I stood, a thread of fear trailing down my spine, even as I finally boiled over. I pointed at the door. "Get the hell out of my office! Stay away from me!"
He swung the door open and sauntered out of the room, his cool, arrogant laughter trailing behind him. My glare stayed trained on him until his shadowed frame was no longer visible behind the frosted glass of the front door. Jen twisted around in her chair to peer into my office, staring at me with wide brown eyes over the rims of her glasses. "Jeez, Shia, what was that all about?"
I shook my head. "Nothing. But if he comes back, or tries to make another appointment, I'm out of the office. No--out of the country."
She shrugged, muttered something, and turned back to her desk to work on the stack of papers in front of her. I glared at the frosted glass door with its gold leaf-inscribed H&W INVESTIGATIONS, even though Jack was long gone. As much as he pissed me off, he scared me more. Or maybe him saying the Others would come looking for me scared me more. Hell, I think I was entitled to be a little unsettled considering I'd had a gun waved in my face. Irritated and upset, I twisted around, calling over my shoulder as I shut the door, "Hold my calls. If anyone asks, I've gone home for the day."
Some preventative measures needed to be taken about This Max Carlyle, I thought. I sat in the squeaky office chair, rolling it back so I could riffle through the back of the top drawer. After rummaging through a scattering of old Post-it notes, paper clips, pens, and papers, I finally found the leather-bound notebook I kept business cards filed in.
I flipped through the pages until I found the neat, professional card for A.D. Royce Industries.

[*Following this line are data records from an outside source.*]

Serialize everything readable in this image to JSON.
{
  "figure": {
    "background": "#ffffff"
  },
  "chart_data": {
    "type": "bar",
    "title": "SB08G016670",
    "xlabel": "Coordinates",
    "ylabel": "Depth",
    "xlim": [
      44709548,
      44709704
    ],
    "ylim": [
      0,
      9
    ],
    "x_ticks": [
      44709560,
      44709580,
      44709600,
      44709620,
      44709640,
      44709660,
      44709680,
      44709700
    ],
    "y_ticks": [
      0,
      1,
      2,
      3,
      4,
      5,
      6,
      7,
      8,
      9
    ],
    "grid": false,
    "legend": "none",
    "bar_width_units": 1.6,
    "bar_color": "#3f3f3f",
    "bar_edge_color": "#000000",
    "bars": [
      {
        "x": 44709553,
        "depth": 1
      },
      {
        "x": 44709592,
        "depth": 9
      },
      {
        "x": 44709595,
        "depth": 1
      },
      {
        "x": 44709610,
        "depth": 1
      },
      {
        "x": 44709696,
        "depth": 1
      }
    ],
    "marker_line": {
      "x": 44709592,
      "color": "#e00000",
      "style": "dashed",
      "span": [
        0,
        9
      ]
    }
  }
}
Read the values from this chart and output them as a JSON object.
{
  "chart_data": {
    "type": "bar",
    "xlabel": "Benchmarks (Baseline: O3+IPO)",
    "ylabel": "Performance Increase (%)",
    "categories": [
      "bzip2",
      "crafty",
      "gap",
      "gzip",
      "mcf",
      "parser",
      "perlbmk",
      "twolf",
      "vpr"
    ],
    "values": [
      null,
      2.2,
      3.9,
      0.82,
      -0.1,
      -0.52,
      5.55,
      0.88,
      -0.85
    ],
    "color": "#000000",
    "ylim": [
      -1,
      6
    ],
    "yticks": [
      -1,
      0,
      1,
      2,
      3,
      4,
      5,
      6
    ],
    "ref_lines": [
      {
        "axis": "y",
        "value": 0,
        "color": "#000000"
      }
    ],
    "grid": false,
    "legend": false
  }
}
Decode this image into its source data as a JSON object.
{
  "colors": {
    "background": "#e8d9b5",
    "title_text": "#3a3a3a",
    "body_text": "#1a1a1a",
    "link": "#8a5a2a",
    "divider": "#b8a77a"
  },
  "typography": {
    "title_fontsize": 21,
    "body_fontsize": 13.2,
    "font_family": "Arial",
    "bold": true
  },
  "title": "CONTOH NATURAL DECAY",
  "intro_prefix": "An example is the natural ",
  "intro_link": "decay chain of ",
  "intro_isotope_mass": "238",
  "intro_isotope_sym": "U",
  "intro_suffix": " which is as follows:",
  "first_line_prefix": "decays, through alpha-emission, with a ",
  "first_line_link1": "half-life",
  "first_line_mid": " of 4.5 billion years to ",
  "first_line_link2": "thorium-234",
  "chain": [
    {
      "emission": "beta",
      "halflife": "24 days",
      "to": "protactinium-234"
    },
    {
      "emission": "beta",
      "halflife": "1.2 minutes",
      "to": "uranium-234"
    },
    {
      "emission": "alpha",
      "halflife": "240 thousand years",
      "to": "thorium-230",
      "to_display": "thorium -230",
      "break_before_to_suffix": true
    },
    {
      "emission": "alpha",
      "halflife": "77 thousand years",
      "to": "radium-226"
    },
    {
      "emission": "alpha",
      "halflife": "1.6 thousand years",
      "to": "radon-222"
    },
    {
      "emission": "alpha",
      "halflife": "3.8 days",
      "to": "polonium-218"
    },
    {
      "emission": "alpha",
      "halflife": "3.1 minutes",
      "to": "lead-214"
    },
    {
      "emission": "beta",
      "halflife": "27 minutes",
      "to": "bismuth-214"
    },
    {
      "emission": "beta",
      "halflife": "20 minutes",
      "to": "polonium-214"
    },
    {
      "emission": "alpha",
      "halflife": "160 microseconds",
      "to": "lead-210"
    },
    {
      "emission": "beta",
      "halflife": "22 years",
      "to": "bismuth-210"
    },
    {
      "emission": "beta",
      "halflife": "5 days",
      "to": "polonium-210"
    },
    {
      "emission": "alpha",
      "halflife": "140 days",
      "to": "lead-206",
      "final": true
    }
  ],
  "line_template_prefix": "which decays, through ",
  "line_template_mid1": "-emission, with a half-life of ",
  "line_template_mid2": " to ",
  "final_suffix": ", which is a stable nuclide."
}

It had all the data I needed to contact Alec Royce, the vampire I'd been doing my best to avoid for the past several months. The one I'd ended up legally, contractually, bound to, and who'd been sending me invitations to nights on the town and, presumably, other things. All of which I'd carefully ignored up until now.
Daylight still shone through the window behind my desk, but I figured I could leave a message if he didn't pick up. I grabbed my cell, dug the card out of the little plastic holder, and dialed the handwritten number scrawled on the back.
Tucking the phone between my head and shoulder, I fixed my eyes on the framed photograph of Chaz and me on the corner of my desk. We were leaning back against the rail together at the end of the pier in Greenport and his arms were wrapped around me. I tried not to think about what Chaz would say about me calling the vamp, listened to the ringing, and finally, a click. "You've reached the desk of Alec Royce. I'm not in right now, but if you leave a message with your name and number, I'll get back to you."
That mild, friendly voice gave me the shivers, worse than anything that Jack had said or done. Did I really want to get back in touch with the vampire? After swallowing hard and hesitating a bit longer than I should have, I remembered I was supposed to be leaving a message and squeaked out a few words.